Firmer Asian currencies likely: Analysts
Firmer Asian currencies likely: Analysts
SINGAPORE (Reuters): Asian regional currencies have lost as much as 80 percent of their value since the crisis first hit last July but later this year the picture should look much rosier, financial analysts said.
The fixed or semi-fixed currency regimes that were prevalent across Asia at the beginning of last year were basically blown apart by widening current account gaps.
As the amount of cash to pay for imports accelerated away from that coming in from export earnings, the currencies labored under an increasingly heavy burden -- and eventually it was too much for them and they fell.
But the crisis has flattened the Asian Tigers economically and domestic demand is already contracting sharply. This means fewer imports and a sharp improvement in the current account position.
"On the one hand weaker domestic currencies allied to slumping levels of domestic demand are going to lead to a sharp fall off in imports, while cheaper currencies are going to lead to higher exports," said Desmond Supple, head of Asian currencies research at BZW in Singapore.
"This year Asia is actually going to be a capital-exporting region as defined by a large current account surplus."

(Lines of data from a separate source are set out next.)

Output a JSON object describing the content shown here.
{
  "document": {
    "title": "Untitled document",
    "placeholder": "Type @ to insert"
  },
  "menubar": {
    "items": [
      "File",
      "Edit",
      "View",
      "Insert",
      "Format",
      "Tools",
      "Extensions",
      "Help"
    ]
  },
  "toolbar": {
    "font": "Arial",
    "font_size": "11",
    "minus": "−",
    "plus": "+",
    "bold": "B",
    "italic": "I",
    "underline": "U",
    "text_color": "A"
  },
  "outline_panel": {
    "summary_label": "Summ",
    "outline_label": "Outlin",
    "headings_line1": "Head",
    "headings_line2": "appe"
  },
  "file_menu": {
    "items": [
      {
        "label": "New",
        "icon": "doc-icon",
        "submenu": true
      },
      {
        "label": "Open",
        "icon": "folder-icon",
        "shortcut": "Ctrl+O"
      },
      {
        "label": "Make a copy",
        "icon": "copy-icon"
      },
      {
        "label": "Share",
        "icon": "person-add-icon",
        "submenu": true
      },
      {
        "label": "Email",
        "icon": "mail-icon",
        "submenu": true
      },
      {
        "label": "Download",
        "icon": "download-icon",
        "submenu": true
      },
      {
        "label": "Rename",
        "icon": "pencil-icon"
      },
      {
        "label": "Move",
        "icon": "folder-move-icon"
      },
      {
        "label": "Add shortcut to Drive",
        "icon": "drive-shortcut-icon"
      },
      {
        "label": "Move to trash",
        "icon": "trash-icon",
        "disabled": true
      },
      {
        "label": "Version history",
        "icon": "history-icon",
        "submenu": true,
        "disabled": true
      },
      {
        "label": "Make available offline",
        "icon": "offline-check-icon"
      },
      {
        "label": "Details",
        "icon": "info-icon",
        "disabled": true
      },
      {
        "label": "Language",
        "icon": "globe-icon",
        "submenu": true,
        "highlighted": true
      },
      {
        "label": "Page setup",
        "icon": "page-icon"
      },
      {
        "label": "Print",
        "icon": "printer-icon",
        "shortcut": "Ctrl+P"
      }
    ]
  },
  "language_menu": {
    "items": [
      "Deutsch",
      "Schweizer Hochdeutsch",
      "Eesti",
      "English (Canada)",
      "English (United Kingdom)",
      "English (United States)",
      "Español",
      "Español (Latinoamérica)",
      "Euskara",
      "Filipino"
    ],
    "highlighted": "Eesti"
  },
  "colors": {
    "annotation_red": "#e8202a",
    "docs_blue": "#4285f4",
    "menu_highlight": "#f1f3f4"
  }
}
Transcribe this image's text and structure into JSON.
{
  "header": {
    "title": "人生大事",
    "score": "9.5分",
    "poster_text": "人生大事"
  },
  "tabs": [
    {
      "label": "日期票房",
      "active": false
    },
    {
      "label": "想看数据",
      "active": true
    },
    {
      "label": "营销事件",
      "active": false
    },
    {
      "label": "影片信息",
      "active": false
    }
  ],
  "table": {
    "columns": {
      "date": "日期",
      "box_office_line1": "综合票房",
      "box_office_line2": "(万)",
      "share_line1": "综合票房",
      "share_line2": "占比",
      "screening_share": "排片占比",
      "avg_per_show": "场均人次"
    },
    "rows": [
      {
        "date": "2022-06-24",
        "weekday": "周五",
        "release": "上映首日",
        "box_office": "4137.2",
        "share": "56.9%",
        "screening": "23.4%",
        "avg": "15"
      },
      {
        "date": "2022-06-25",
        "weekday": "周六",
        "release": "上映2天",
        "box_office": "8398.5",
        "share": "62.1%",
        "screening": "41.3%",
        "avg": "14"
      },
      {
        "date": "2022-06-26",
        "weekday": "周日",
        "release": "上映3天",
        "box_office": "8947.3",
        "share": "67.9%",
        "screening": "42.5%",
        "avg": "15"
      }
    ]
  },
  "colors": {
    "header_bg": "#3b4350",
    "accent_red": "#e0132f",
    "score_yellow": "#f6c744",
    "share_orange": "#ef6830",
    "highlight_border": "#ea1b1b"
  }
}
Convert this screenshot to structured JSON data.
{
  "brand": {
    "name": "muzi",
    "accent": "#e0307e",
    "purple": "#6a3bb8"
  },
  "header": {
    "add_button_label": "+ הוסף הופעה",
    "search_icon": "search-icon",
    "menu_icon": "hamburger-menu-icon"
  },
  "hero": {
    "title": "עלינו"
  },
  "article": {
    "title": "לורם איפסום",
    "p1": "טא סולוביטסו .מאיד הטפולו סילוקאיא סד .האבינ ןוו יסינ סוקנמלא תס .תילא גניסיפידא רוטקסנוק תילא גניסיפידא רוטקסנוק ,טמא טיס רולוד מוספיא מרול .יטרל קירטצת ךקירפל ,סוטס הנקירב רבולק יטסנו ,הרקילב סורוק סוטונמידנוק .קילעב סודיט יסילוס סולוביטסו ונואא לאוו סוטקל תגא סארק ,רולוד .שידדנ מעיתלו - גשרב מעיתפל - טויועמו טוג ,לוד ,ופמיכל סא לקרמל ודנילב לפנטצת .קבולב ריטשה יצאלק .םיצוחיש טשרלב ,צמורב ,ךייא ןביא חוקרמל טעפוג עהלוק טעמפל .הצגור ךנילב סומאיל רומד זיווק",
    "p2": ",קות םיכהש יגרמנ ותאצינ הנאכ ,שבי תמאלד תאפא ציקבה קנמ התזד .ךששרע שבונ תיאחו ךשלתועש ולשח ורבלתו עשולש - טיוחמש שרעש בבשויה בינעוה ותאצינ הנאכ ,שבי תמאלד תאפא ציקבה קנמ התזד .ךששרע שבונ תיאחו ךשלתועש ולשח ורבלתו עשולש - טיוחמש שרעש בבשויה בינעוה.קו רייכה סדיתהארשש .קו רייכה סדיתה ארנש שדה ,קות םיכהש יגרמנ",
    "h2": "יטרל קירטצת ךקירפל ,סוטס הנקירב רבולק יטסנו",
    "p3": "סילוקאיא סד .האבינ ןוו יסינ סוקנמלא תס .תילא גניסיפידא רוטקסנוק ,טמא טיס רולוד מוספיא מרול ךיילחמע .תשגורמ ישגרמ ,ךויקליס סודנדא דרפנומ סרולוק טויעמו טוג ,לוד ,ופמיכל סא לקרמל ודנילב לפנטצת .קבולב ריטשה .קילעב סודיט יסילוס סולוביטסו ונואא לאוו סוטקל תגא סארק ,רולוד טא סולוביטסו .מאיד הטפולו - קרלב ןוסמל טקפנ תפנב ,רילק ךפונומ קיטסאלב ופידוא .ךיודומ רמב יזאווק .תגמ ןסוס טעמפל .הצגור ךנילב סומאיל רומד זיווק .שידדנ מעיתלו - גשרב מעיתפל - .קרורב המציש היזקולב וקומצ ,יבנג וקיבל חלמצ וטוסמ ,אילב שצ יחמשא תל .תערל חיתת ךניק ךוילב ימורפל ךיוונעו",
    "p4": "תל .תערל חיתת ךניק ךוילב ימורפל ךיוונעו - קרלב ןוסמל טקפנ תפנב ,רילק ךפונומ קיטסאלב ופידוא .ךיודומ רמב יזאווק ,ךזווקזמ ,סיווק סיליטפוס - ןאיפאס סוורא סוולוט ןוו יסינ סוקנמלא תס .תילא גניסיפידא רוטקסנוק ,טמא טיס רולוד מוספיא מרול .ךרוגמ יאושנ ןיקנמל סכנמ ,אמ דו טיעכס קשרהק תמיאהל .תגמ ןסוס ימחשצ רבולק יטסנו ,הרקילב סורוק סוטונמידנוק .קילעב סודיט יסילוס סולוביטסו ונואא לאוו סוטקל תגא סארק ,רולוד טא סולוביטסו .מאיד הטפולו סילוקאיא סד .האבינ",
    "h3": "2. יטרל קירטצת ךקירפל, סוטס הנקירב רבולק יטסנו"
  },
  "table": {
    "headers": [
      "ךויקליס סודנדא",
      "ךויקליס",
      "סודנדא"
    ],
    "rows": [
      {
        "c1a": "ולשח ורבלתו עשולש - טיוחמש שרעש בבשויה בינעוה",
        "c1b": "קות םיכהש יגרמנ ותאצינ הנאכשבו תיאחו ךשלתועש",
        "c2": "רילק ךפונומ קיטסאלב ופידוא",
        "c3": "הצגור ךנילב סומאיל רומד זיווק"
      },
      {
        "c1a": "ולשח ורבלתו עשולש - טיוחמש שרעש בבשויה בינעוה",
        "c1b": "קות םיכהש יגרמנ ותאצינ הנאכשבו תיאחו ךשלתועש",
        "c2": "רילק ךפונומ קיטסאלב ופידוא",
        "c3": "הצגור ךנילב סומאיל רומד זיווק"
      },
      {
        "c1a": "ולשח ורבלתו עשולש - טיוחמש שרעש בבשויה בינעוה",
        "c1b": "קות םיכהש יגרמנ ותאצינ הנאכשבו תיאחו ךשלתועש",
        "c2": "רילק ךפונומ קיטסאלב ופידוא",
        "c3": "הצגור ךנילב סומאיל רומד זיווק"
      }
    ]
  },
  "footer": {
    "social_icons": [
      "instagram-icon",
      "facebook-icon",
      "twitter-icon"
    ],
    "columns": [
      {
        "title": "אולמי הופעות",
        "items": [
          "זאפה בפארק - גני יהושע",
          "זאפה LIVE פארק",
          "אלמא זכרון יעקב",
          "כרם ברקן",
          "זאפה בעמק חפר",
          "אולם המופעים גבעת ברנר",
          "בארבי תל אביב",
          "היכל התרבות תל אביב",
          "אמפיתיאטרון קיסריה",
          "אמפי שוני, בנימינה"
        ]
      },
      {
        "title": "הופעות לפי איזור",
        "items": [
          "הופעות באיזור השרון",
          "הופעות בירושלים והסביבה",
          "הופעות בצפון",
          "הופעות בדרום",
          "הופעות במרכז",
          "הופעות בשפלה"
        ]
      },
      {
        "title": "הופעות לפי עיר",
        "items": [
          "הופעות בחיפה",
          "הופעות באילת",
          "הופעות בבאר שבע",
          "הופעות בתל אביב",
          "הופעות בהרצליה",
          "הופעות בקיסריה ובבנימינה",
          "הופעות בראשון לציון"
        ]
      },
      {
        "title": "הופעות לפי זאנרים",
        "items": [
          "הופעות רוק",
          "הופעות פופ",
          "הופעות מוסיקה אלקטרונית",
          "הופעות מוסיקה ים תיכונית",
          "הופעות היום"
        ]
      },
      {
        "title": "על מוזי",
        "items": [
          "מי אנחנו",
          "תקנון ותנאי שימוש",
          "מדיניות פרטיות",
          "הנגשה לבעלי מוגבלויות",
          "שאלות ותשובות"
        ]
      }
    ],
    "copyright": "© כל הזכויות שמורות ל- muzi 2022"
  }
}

Thailand has already announced bigger-than-expected trade and current account surpluses for September and October, the first clear sign that the baht's plunge is helping the country's balance of payments.
Credit Lyonnais Securities in Singapore forecasts these current account balances for the region this year, and bullishly for the currencies, they are all surpluses: Indonesia $2.5 billion, South Korea $6 billion, Malaysia $1.1 billion, Philippines $600 million, Singapore $11.9 billion and Thailand $10.6 billion.
The effect of all this will certainly take a while and at present Asia is still in the adjustment process and only in January did negotiations get underway to solve the problem of Indonesia's massive debt mountain.
The Asia crisis has moved into its second phase. The market turmoil is over, now the period of economic adjustment can begin.
As economies slow down unemployment will raise its ugly head and with it will come the possibility of social unrest.
Forthcoming elections in Indonesia and the Philippines will also keep Asian currencies jittery, so before the improvement in the current account position can have an impact there is likely to be continued pressure on the regional currencies.
"We are not out of it yet," said Tim Fox, chief treasury economist at Standard Chartered in London. "Currencies are perhaps a little more stable due to the fact we have come a long way very fast... (But) we are still waiting for issues, including political issues, to be resolved so we are not at the end of this."
So until the short- to medium-term issues are resolved trading is likely to remain volatile and currencies soft.
"I think you are looking at the second half of the year... Currencies won't show any meaningful bounce until you get beyond medium- and short-term social and economic concerns," Standard's Fox added.
So there will be an improvement and analysts are agreed that by almost any measure Asian regional currencies are oversold a current levels.
But until overseas investors can be tempted back in or cash begins to flow into the region from increased exports the current state of affairs is unlikely to change very much.